Any prior connection to the Pirates or Neal Huntington should be a disqualifier. I don’t mean this in a vindictive sort of way, although it feels good to write it. It’s just that the Pirates for a long time have struck me as a rigid, insular organization that operated without any semblance of transparency or accountability. I could write page after page on this, but it appears to me that this complacency, and the aim-for-mediocrity approach that went with it, became an integral part of the team’s culture and permeated the entire organization. How could you have the Pirates’ record in drafting and development over a twelve-year period and be unwilling, as Huntington appeared to be prior to his dismissal, to make any front office changes? In my view, the Pirates desperately need to find a GM and manager who’s had no part of that culture. According to Nutting himself, they need to refresh all their operations. They need people in the leadership positions who won’t have the slightest temptation simply to come in and tweak a few things, and allow the organization to lurch along its current path. The worst thing they could get is somebody who’s inclined to say, “We’ve been doing it this way.”

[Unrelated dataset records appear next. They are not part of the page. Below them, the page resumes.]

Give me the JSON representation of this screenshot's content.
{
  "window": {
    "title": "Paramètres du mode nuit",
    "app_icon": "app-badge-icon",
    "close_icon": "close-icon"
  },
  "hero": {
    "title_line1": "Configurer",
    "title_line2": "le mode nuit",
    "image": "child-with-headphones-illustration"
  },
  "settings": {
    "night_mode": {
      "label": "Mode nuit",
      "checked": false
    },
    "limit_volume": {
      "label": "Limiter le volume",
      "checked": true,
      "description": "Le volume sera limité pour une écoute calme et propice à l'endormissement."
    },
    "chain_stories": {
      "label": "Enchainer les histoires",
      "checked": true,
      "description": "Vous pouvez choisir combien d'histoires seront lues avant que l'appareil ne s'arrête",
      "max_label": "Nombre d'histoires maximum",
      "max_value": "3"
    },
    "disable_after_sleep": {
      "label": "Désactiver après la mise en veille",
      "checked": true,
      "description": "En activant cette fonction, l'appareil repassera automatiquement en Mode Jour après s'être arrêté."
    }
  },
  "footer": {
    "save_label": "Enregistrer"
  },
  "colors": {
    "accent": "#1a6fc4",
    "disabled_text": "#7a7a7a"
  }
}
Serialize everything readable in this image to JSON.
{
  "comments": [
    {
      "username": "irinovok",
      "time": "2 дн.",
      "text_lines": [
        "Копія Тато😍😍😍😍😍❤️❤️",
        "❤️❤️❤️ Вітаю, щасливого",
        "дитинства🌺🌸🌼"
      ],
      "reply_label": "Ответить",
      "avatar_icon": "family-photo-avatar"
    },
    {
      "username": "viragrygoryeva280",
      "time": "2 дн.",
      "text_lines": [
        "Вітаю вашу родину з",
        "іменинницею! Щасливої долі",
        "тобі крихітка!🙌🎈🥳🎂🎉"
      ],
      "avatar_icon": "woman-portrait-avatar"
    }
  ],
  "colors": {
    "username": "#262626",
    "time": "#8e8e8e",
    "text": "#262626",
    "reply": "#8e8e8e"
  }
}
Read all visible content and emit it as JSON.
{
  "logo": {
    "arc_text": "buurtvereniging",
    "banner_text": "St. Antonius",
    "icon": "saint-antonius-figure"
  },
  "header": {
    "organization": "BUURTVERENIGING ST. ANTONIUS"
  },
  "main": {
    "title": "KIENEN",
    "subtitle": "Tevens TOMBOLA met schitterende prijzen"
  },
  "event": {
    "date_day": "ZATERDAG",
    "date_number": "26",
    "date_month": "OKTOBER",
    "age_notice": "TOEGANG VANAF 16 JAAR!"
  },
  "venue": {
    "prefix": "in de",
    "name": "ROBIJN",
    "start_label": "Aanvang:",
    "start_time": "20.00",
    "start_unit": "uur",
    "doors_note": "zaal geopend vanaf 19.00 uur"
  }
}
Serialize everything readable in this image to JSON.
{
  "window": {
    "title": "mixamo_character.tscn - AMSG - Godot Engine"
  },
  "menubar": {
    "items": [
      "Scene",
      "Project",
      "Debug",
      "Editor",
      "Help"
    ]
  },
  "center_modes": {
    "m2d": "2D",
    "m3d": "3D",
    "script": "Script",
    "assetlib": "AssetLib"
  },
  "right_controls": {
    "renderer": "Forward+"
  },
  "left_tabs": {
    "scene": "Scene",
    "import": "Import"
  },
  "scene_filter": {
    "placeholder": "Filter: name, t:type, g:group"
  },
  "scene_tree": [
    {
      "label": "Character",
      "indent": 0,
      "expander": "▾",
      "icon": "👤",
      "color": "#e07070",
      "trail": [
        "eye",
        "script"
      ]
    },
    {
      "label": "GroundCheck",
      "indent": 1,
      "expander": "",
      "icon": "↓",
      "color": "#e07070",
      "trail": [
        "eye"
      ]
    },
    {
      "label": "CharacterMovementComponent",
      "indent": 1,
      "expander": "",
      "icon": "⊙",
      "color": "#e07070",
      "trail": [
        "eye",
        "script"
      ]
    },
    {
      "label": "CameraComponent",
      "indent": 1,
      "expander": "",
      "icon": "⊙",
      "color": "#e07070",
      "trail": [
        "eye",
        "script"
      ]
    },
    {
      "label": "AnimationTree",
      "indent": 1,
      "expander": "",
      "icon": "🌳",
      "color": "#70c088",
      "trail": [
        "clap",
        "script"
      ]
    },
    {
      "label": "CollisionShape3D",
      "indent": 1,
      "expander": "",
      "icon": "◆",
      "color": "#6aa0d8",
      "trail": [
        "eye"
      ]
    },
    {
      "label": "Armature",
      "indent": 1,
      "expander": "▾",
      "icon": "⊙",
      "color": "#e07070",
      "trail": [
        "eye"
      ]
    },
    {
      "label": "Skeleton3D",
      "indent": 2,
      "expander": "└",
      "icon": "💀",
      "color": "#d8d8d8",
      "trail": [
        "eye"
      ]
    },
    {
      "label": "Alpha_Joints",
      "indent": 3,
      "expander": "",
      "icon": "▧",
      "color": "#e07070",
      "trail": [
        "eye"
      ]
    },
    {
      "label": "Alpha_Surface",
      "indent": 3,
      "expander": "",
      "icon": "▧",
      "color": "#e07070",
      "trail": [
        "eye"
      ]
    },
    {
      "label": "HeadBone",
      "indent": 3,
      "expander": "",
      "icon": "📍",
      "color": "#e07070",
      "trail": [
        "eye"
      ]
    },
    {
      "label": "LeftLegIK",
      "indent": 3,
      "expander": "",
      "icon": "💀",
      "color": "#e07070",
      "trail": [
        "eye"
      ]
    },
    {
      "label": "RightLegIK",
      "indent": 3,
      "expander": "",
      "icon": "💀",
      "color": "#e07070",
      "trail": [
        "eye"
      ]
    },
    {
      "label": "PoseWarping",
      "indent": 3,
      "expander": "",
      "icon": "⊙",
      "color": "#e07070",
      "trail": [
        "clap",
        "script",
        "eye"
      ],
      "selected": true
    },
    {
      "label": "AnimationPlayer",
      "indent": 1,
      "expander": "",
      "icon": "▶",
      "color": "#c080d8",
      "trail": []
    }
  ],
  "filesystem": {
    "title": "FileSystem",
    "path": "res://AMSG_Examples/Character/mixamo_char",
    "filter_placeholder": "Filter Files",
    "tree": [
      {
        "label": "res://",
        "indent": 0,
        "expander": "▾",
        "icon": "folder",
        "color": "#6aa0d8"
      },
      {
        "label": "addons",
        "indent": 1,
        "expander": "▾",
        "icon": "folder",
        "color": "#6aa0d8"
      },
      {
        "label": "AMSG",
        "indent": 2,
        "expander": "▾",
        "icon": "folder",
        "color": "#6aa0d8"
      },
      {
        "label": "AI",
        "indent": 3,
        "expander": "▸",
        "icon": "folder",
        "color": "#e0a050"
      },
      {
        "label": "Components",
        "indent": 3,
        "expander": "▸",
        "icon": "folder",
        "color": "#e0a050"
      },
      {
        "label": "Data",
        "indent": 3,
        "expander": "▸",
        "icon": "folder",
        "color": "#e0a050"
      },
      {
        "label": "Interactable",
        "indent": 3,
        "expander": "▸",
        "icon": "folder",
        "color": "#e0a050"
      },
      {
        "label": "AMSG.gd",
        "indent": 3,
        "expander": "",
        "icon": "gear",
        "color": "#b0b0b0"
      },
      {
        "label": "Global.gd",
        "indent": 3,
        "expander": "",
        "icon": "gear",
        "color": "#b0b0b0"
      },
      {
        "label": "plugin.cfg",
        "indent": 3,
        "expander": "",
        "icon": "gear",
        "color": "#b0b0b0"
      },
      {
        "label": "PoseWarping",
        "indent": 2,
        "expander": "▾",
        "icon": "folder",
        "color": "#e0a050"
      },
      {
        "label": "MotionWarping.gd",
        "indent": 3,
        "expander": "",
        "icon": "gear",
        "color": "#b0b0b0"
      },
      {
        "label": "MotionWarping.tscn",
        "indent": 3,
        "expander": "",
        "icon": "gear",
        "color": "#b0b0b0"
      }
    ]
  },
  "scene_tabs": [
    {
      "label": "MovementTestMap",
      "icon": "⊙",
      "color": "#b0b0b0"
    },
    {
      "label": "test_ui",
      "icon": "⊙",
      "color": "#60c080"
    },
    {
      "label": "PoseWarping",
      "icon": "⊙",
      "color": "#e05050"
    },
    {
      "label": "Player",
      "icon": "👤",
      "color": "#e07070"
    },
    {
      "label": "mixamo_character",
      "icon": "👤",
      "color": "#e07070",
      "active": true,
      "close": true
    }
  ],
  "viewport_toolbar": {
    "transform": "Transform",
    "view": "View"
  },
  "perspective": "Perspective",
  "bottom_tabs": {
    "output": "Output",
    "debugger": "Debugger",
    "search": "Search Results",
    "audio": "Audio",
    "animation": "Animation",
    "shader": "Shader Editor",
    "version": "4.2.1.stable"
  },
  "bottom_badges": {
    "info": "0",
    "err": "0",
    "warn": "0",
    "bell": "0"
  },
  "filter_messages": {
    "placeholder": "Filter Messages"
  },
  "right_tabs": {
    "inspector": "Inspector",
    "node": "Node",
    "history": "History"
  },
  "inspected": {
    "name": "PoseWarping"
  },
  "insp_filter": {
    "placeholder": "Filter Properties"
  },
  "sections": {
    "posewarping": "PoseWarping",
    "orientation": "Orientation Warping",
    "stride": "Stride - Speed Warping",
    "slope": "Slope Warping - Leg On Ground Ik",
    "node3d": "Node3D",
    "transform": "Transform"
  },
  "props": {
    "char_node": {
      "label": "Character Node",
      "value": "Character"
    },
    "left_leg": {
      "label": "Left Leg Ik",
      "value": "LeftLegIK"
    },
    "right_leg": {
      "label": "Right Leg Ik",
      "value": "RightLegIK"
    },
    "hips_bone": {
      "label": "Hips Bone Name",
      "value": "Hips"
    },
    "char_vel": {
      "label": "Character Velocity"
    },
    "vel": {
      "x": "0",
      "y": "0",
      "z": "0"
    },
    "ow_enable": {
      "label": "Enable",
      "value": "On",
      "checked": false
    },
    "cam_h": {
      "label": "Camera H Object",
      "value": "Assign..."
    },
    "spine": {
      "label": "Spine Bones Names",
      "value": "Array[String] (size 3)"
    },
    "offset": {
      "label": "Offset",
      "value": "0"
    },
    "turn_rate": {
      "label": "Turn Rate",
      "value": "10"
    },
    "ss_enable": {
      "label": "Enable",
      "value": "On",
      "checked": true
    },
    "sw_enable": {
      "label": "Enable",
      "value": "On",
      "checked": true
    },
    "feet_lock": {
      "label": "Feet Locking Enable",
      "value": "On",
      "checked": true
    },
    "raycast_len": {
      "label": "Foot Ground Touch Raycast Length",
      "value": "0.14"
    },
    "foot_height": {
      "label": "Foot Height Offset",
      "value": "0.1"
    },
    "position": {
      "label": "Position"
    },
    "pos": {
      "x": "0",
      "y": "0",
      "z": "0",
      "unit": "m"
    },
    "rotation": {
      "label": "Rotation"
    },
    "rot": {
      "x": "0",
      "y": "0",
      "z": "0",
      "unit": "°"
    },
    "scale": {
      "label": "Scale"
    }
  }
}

Look to organizations, especially small- or mid-markets, that have been successful and are strong on analytics. This is a no-brainer and I’ve been encouraged by many of the manager and GM names that have popped up so far. Depending on how accurate the reports are, the Pirates seem to be looking at organizations like the Rays, A’s, Twins and Brewers, all of which have been successful in ways that the Pirates need to emulate. The analytics part is vital, as I’m sure most folks here will agree. Nutting appears to realize, or at least so he says, that the Pirates have fallen behind in that area, which is a stunning situation given all the credit the team got just a few years ago for being on the cutting edge. (Personally, I suspect that part of the problem was Clint Hurdle deciding he was safe and didn’t need to go along with the analytics any more.) The GM obviously has to have significant background with it, but the manager needs a demonstrated ability to work within that framework. I also think it’s important to get people who are used to working in a more modern framework. I get the impression that the more advanced organizations work in more of a team format. The manager is less of an old-style “field general” than, oh, a project manager. Even GMs now seem to operate as team leaders rather than working in a dictatorial manner, which is another reason I don’t like Showalter for either job.
Anyway, those are my general ideas. I don’t pretend to know who’d be the best candidates to satisfy them.